The drop in gross domestic product (GDP) was the fastest the quarterly rate has fallen in modern record-keeping. It shrank by an annual rate of 32.9 percent, according to the Bureau of Economic Analysis, the agency that publishes the statistics on quarterly economic activity.
SIA’s 1Q loss was S$1.2b
Among the news of note was that Singapore Airlines suffered a net loss of S$1.2b for its first quarter ended 30 June 2020 compared to a profit of S$111m a year ago. The latest figure includes the financial impact of S$127m from the liquidation of low-cost airline NokScoot.
Group revenue fell 79% to S$851m due to the sharp drop in passenger revenue, partially offset by cargo revenue. The airline said the recovery trajectory for international air travel is slower than initially expected, with industry forecasts expecting it will take two to four years for passenger traffic to return to pre-pandemic levels.

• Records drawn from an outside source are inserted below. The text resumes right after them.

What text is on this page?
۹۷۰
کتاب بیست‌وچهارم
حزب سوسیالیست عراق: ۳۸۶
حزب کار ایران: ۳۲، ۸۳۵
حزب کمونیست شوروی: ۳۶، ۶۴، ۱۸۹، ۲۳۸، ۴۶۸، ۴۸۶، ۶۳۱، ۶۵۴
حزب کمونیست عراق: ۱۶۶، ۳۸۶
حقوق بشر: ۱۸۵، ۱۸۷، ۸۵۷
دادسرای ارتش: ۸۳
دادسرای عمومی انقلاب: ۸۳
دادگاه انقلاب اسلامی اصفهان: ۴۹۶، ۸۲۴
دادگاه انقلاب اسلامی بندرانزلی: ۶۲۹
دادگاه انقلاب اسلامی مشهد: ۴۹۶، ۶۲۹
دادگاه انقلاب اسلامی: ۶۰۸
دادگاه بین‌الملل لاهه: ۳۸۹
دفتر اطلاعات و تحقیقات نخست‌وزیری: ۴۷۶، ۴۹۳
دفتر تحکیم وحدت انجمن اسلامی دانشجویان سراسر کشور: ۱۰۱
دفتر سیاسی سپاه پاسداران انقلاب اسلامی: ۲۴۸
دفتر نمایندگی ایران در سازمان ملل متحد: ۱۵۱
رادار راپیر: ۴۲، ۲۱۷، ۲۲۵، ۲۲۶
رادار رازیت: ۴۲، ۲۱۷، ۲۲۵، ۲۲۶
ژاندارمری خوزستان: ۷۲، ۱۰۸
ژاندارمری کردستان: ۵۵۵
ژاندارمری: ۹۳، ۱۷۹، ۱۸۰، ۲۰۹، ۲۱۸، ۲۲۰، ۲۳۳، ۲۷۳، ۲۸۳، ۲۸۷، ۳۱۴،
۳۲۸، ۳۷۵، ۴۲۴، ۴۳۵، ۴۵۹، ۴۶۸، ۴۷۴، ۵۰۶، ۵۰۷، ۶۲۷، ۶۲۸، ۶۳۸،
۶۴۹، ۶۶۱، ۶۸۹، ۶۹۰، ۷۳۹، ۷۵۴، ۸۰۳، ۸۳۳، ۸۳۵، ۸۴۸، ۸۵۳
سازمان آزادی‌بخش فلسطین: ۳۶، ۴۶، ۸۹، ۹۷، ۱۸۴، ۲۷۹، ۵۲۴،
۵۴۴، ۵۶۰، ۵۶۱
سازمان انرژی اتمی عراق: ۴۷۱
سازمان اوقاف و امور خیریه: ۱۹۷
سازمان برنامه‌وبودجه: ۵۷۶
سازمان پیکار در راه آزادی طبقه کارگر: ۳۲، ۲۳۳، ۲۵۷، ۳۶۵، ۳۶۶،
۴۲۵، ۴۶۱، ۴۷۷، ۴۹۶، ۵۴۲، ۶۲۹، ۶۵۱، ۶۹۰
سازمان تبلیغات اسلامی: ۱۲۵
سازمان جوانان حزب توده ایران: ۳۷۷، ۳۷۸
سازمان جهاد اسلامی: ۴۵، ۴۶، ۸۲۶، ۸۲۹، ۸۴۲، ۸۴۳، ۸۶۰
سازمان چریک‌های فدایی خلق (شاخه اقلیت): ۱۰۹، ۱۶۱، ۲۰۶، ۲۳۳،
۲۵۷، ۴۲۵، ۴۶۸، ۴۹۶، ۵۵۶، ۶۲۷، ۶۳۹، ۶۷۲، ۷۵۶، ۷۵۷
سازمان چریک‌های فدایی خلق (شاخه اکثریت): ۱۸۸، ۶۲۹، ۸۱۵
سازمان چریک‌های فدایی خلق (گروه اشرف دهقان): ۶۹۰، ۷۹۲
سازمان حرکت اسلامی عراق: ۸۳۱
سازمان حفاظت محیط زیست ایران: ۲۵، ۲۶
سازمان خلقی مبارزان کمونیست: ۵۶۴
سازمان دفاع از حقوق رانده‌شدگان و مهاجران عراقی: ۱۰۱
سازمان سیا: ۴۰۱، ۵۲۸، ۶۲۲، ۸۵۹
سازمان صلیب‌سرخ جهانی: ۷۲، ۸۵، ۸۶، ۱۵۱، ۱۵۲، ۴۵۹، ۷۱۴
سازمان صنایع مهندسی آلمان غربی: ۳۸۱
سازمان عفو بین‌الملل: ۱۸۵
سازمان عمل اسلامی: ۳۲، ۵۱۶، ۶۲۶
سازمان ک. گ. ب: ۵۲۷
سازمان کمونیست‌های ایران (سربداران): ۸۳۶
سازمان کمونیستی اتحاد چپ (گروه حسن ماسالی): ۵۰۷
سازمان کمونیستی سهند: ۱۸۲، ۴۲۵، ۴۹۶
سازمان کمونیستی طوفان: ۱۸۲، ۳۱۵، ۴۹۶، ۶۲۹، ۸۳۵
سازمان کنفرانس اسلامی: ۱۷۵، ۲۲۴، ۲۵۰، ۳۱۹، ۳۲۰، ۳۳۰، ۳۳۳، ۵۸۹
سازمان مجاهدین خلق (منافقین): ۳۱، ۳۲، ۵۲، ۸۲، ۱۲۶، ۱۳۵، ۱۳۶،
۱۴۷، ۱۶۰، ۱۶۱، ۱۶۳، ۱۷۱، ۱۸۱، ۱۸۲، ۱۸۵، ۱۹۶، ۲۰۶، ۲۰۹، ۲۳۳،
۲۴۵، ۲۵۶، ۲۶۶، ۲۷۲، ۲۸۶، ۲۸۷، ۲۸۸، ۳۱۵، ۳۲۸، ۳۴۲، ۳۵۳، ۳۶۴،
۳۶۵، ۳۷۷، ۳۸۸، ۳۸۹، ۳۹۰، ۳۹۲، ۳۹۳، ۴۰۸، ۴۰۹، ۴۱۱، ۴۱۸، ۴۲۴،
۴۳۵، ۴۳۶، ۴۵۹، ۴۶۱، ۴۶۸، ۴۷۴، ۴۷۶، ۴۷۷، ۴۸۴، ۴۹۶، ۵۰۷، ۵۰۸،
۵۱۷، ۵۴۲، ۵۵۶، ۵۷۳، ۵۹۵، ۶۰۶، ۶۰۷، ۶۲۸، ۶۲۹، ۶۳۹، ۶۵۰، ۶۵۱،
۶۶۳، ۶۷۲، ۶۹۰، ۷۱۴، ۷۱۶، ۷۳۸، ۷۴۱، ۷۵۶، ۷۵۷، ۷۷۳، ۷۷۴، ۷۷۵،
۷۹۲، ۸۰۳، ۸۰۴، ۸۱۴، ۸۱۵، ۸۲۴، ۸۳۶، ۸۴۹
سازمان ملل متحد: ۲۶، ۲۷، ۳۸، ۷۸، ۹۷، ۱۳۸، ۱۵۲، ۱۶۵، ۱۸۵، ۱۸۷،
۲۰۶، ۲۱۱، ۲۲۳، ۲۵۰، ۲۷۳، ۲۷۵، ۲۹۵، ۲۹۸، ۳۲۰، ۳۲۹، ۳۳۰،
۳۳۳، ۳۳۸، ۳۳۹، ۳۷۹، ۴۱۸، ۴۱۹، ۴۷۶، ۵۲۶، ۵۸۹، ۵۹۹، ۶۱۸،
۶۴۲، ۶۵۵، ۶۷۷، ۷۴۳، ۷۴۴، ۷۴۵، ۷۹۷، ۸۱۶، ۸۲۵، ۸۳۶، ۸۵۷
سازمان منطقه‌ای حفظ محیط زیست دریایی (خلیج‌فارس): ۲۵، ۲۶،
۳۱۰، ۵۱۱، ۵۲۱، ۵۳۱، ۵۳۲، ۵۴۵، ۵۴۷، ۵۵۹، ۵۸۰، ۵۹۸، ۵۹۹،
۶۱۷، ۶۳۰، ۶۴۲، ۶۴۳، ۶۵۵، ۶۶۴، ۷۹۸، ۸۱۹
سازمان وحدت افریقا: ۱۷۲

On Thursday, the national carrier announced pay cuts and an early retirement scheme.
Keppel’s Q2 record loss was S$697m
Keppel Corp last week announced a S$697m loss for the second quarter ended 30 June, worse than expected. The main reason were impairments amounting to S$919m, though the company took pains to point out these were non-cash items that would not affect Keppel’s ability to secure funding.
The impairments mainly related to Keppel Offshore and Marine’s contract assets, doubtful debts and stocks, plus a S$227m share of associate company Floatel International’s impairment of vessels.
Also, of concern is that Keppel has breached the Material Adverse Change (MAC) clause pertaining to net profit after tax that that included in Temasek’s bid to take control of Keppel. The company said it would not comment on what action Temasek will take.
MAS called on banks to cap dividends, offer scrip option
The Monetary Authority of Singapore last week called on local banks to cap their total dividends per share for FY2020 at 60% of the amount in the previous financial year. It also said shareholders should be offered the option of receiving the dividends in scrip in lieu of cash. The regulator said these are pre-emptive measures to bolster banks’ resilience and capacity to support businesses and individuals.
Earlier in the week, the European Central Bank extended a request that banks hold off returning capital to shareholders and show moderation in setting bonuses. The supervisor asked banks not pay dividends or buy back shares at least until January, three months longer than initially indicated.